- Born: 1961 (age 64–65) Bogotá, Colombia
- Other name: Nancy Friedemann
- Education: Universidad de los Andes, Otis College of Art and Design, New York University

= Nancy Friedemann-Sánchez =

Colombian-American contemporary artist

Nancy Friedemann-Sánchez (born 1961) is a Colombian-American contemporary artist. She creates works that primarily focus on the nature of human identity and cultural memory, more specifically through the lens of feminism. She is based in Lincoln, Nebraska.

== Biography ==
Friedemann-Sánchez was born to an American father and a Colombian mother in Bogotá, Colombia.
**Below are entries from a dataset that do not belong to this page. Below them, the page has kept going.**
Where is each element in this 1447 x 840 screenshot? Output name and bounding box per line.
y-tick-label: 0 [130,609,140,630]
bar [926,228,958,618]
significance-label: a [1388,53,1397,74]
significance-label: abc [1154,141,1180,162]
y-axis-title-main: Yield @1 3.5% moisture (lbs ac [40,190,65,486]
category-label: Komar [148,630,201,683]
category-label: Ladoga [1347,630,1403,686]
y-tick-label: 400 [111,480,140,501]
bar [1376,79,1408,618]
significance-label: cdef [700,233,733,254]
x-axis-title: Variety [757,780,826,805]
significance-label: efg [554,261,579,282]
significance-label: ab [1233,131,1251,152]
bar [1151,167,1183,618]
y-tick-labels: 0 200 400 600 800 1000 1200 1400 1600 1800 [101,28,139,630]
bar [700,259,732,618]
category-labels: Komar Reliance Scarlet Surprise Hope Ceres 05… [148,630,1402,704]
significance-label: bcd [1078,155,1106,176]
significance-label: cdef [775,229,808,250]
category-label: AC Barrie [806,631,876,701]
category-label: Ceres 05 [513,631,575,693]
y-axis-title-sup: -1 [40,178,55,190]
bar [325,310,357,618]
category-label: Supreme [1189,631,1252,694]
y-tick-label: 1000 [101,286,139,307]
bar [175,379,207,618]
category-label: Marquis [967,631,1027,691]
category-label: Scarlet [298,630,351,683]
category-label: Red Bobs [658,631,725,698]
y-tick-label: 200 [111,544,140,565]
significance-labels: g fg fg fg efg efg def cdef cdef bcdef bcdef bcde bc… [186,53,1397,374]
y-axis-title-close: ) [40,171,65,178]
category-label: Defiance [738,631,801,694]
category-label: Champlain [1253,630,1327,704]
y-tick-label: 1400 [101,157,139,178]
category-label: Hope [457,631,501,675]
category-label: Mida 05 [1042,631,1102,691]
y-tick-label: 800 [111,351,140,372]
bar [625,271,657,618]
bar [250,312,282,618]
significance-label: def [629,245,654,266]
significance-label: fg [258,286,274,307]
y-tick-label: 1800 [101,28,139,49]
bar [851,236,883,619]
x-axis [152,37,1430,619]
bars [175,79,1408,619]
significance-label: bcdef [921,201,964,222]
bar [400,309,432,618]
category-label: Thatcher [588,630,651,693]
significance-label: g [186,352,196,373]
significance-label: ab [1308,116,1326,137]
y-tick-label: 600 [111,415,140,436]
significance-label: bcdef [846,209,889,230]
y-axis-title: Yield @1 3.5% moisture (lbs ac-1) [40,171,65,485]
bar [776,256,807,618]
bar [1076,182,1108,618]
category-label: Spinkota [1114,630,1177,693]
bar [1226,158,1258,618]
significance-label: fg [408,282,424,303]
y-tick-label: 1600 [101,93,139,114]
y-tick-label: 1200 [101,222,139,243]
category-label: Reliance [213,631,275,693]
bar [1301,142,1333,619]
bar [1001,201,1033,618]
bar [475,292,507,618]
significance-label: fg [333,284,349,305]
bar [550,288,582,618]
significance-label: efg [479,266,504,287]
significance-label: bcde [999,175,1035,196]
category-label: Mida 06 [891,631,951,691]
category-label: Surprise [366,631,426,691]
Growing up, she recognized the struggles of being bicultural from an early age: "When you’re a child you relate in a feeling kind of way, not so much knowing exactly what is going on. I felt that I belonged and that I didn’t." She learned to apply these feelings into her work later in life.

Friedemann-Sánchez attended La Universidad de los Andes in Bogotá, Colombia from 1982 to 1985. After increasing tensions due to an unnamed civil war, Friedemann-Sánchez left Colombia and moved to the United States. She went on to receive a B.F.A. degree from the Otis Art Institute in Los Angeles, California (1986–94), and an M.F.A. degree from New York University (1997).

She lived in New York City, New York for 21 years, and in 2011 she moved to Lincoln, Nebraska where she is currently based.